Lanthanide (Rare Earth)

PERIOD

Period 6

GROUP

Group 3

Historical Uses

Terbium was discovered in 1843 by Swedish chemist Carl Gustaf Mosander, who separated the mineral yttria (named after Ytterby, a village near Stockholm) into three fractions. He named the components yttrium, erbium, and terbium — the latter two both derived from "Ytterby." It was one of several rare earth elements whose isolation from yttria kept chemists occupied throughout the 19th century.

For over a century, terbium had no significant industrial application. The rare earths as a group were notoriously difficult to separate into pure form, and uses were largely academic. The development of ion-exchange chromatography after World War II finally made it possible to produce reasonably pure rare earth metals economically.

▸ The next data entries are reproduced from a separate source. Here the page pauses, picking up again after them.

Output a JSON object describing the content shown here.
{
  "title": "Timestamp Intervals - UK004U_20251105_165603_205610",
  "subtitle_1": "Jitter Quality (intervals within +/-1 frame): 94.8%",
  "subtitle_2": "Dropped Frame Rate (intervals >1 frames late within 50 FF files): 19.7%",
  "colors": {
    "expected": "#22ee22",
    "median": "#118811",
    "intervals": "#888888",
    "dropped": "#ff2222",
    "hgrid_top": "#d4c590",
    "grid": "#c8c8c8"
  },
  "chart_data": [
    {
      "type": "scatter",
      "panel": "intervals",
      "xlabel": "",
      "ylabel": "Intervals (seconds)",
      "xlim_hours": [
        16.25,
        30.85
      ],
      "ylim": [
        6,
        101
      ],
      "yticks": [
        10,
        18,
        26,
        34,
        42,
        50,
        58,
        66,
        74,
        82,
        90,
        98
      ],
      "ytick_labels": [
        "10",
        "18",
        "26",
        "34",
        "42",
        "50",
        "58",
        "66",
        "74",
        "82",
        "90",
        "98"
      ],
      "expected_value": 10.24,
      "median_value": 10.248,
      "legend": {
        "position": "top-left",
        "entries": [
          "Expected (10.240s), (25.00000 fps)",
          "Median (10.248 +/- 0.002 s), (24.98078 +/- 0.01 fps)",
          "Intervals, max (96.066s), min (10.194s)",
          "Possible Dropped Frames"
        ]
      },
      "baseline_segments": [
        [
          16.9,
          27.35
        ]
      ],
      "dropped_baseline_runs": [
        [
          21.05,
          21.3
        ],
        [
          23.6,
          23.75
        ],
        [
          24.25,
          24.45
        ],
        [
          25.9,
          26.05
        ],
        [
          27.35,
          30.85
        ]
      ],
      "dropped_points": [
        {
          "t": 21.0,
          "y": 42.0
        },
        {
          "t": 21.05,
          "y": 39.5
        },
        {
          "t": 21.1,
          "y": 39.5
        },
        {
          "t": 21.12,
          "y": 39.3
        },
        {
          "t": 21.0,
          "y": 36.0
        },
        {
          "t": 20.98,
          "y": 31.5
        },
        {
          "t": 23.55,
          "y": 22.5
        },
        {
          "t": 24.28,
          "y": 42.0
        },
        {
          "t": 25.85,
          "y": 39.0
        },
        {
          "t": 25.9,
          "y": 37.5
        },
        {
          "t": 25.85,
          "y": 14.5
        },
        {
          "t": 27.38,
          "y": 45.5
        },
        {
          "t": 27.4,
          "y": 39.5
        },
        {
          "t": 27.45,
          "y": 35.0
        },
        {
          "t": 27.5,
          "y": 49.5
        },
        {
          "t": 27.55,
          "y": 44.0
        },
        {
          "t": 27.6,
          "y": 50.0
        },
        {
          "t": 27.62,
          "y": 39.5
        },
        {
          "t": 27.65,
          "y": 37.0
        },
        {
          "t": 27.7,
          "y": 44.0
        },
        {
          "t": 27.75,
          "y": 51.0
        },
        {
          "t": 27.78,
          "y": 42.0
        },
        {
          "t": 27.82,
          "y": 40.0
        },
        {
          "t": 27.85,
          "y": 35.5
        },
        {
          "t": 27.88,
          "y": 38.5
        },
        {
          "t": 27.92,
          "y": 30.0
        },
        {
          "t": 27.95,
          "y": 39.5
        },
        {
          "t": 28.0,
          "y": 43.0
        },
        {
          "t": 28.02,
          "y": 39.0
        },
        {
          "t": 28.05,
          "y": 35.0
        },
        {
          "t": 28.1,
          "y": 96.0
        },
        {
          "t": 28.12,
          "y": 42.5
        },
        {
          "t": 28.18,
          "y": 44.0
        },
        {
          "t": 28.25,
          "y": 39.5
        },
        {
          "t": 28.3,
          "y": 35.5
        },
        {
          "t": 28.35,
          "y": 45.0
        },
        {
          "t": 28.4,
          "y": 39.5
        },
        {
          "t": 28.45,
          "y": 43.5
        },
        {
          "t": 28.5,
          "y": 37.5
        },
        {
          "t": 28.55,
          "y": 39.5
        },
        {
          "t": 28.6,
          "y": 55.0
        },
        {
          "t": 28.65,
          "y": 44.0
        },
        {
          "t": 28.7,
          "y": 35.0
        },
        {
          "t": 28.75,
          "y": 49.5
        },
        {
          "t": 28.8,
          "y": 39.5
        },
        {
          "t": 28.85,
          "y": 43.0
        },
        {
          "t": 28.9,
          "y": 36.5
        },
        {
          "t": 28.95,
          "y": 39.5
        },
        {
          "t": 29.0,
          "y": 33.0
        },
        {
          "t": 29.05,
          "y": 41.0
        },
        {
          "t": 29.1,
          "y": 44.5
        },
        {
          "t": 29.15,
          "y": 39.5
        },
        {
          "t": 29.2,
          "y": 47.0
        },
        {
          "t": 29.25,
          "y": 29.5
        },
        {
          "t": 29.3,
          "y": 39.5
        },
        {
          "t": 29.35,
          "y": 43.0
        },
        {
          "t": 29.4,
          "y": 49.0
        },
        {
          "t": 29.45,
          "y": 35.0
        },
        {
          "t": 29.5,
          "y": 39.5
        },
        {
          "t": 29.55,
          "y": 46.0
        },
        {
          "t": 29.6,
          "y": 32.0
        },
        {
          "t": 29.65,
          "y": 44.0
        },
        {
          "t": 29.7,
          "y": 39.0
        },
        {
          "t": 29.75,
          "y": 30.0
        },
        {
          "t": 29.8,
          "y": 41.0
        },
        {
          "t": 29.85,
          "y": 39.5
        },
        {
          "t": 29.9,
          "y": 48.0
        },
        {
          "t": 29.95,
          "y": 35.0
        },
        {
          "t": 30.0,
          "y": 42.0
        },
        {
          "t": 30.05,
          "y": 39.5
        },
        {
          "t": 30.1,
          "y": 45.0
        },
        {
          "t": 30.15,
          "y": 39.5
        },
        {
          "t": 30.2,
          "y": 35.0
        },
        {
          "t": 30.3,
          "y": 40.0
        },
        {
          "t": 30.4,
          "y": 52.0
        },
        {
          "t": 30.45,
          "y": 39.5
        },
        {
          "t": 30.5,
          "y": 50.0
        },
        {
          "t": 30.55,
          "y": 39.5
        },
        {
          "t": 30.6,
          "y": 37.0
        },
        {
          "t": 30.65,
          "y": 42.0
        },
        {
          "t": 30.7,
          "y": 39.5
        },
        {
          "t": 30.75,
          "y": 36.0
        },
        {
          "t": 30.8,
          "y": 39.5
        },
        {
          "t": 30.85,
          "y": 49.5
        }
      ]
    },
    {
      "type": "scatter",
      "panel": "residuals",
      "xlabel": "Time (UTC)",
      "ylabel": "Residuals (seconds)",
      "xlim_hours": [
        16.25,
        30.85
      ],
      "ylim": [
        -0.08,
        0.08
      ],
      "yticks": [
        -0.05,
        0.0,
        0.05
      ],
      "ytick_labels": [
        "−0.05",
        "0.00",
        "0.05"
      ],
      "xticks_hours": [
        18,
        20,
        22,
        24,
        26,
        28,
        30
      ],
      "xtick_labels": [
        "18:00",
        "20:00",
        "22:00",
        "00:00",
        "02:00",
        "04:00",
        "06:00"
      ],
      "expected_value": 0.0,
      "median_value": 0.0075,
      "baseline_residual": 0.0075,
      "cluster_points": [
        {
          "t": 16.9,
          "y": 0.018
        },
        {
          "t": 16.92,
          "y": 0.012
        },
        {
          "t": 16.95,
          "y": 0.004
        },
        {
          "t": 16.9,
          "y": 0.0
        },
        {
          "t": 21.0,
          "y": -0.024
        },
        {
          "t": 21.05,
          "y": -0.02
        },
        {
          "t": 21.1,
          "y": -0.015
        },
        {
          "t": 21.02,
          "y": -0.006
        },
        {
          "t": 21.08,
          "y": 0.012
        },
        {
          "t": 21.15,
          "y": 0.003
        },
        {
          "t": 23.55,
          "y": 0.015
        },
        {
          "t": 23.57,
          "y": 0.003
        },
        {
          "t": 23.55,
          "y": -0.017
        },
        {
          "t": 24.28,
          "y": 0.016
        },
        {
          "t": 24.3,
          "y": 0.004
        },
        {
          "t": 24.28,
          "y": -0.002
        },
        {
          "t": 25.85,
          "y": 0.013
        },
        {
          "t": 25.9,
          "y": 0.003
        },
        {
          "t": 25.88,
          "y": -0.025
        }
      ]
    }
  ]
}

Terbium's most visible modern use is in green phosphors for colour television and fluorescent lighting — terbium-activated lanthanum phosphate produces an intense green emission. It is also used in magneto-optical storage materials and, increasingly, in solid-state green and white LEDs. Like dysprosium, terbium is added to neodymium magnets to improve high-temperature performance.

Overview

Terbium is element 65, named after the Swedish village of Ytterby (which gives its name to four elements: yttrium, terbium, erbium, and ytterbium). It is one of the rarest commercially produced rare earths.

Current Uses

Terbium additions to NdFeB magnets dramatically improve their high-temperature performance — critical for EV motors operating at 150°C+. Terbium-doped phosphors in fluorescent lamps and LEDs (green emission). Terfenol-D (terbium-iron-dysprosium) is the most magnetostrictive alloy known, used in sonar and precision actuators.

Not Commercially Viable for Scrap

Why QuickStop Metals doesn’t buy Terbium:

Terbium is one of the most strategically constrained rare earths. Recovery from magnets and phosphors requires specialist processing not available in general scrap operations.

Price Context

Terbium oxide has reached $1,500–3,000/kg in recent years.